One more reason we should've been born a hundred years earlier: in 1911 the lower classes of London consisted mainly, I assume, of lovable Cockney flower-sellers with amusingly deadbeat fathers. Nowadays London's poor are too busy burning down and looting the city to take part in linguistic bets wagered by gentlemen of means.
To what should we attribute these riots? The problem, as it looks from this armchair several thousand miles away, is a generation of young people who have grown up without any attachment to their own communities. Admittedly, this is a problem throughout Europe, where children of immigrants have found neither acceptance nor employment in their adopted societies. (Xenophobes will point out that many immigrants have shown no desire to integrate, which is probably fair — to an extent. But the level of frustration shewn in the U.K. and elsewhere suggests that at least some have tried and been rebuffed.) We are beginning to see the effects of decades of inept immigration policy: immigrants are allowed into countries where there are neither jobs nor opportunities for advancement (i.e., education and integration programs — consider Germany's failed Multikulti policies) for them.
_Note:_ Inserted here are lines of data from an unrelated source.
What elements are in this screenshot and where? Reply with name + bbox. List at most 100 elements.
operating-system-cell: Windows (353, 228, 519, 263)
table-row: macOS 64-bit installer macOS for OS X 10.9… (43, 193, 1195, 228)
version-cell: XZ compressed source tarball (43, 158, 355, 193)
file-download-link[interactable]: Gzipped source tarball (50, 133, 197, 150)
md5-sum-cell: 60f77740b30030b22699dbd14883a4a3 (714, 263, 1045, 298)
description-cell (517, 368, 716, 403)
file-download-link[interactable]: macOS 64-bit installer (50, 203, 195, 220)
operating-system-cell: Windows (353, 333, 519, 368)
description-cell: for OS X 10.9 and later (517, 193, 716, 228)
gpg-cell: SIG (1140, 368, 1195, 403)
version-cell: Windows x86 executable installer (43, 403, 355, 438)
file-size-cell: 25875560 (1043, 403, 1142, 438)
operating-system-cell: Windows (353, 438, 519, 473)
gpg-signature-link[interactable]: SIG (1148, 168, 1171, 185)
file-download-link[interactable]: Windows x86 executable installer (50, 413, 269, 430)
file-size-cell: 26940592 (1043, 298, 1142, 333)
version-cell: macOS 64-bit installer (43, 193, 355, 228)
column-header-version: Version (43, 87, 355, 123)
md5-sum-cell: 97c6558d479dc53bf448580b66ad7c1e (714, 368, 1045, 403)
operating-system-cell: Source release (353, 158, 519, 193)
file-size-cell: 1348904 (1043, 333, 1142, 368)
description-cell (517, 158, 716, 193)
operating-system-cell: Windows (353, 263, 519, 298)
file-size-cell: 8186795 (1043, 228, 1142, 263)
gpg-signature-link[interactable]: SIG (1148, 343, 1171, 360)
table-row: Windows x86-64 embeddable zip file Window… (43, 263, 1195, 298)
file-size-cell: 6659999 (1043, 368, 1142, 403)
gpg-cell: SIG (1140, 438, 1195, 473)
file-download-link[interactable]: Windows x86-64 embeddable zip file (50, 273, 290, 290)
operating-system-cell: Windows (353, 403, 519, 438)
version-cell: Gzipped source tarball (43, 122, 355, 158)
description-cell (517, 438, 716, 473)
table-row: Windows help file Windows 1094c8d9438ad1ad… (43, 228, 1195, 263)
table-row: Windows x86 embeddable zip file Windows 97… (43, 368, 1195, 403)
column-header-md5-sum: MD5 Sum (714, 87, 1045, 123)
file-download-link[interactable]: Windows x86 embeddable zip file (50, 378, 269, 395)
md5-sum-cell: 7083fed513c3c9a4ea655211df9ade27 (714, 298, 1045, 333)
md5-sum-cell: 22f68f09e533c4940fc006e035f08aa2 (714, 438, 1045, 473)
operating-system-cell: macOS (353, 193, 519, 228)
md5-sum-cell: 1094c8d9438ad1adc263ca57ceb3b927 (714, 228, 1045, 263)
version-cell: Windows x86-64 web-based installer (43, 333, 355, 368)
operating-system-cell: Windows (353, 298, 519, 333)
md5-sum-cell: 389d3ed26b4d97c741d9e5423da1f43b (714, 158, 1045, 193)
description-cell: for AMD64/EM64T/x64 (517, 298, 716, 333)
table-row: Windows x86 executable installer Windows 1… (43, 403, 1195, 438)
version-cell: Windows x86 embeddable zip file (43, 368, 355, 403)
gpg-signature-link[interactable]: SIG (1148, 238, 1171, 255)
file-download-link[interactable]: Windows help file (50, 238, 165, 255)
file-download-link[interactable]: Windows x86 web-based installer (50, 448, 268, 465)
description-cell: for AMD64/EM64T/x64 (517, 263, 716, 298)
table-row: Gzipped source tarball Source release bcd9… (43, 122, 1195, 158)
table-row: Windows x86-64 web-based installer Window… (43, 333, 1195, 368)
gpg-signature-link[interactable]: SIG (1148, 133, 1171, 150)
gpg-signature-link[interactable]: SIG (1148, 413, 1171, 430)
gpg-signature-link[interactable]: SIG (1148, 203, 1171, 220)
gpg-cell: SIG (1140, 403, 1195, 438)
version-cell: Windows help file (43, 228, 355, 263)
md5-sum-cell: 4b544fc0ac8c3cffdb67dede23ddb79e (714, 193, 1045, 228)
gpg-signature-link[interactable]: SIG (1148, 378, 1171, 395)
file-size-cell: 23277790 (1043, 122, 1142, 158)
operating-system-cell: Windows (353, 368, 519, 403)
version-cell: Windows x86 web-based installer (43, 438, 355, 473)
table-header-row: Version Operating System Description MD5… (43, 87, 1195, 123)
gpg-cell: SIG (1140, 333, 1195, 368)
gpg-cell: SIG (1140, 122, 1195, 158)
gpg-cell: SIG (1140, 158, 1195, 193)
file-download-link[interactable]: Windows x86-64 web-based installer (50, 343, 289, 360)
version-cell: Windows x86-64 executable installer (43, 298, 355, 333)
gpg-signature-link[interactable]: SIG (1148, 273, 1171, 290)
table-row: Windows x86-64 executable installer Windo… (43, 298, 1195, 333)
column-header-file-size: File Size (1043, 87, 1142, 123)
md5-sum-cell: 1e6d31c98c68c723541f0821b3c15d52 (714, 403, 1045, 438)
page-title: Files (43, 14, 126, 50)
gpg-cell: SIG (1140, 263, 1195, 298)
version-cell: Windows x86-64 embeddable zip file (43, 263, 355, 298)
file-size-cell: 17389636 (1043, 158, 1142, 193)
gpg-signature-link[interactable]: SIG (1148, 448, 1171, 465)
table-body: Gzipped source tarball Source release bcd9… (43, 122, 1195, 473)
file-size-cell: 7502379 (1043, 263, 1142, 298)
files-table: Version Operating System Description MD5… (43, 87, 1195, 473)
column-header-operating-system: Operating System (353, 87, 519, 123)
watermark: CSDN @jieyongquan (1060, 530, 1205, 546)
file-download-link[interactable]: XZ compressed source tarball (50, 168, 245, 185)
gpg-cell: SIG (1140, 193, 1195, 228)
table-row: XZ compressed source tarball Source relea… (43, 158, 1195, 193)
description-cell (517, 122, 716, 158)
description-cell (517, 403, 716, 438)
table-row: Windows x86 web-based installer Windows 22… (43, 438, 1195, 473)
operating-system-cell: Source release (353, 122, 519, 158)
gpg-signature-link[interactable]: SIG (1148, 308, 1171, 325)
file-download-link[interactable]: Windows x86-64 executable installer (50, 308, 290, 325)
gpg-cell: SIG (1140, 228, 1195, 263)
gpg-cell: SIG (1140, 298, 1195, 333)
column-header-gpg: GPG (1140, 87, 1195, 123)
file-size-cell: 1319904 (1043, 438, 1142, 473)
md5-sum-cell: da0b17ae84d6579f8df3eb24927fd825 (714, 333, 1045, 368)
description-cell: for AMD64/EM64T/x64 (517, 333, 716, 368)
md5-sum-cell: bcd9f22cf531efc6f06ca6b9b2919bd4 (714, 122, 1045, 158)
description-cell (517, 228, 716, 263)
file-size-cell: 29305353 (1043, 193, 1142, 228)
Deprived of the means to help themselves, utterly dependent on the welfare state, is it any wonder that so many children of immigrants have grown to hate the societies of Europe in which they find themselves?
The real sticky wicket, now, is what to do with such a systemic problem. Political and economic enfranchisement is never immediately achieved; it must be the result of education, of viable employment, of real communities. Once these are gone — as is the case, in the urban ghettoes of both the U.K. and this country — well, nobody is quite sure how to get them back. Thoughts?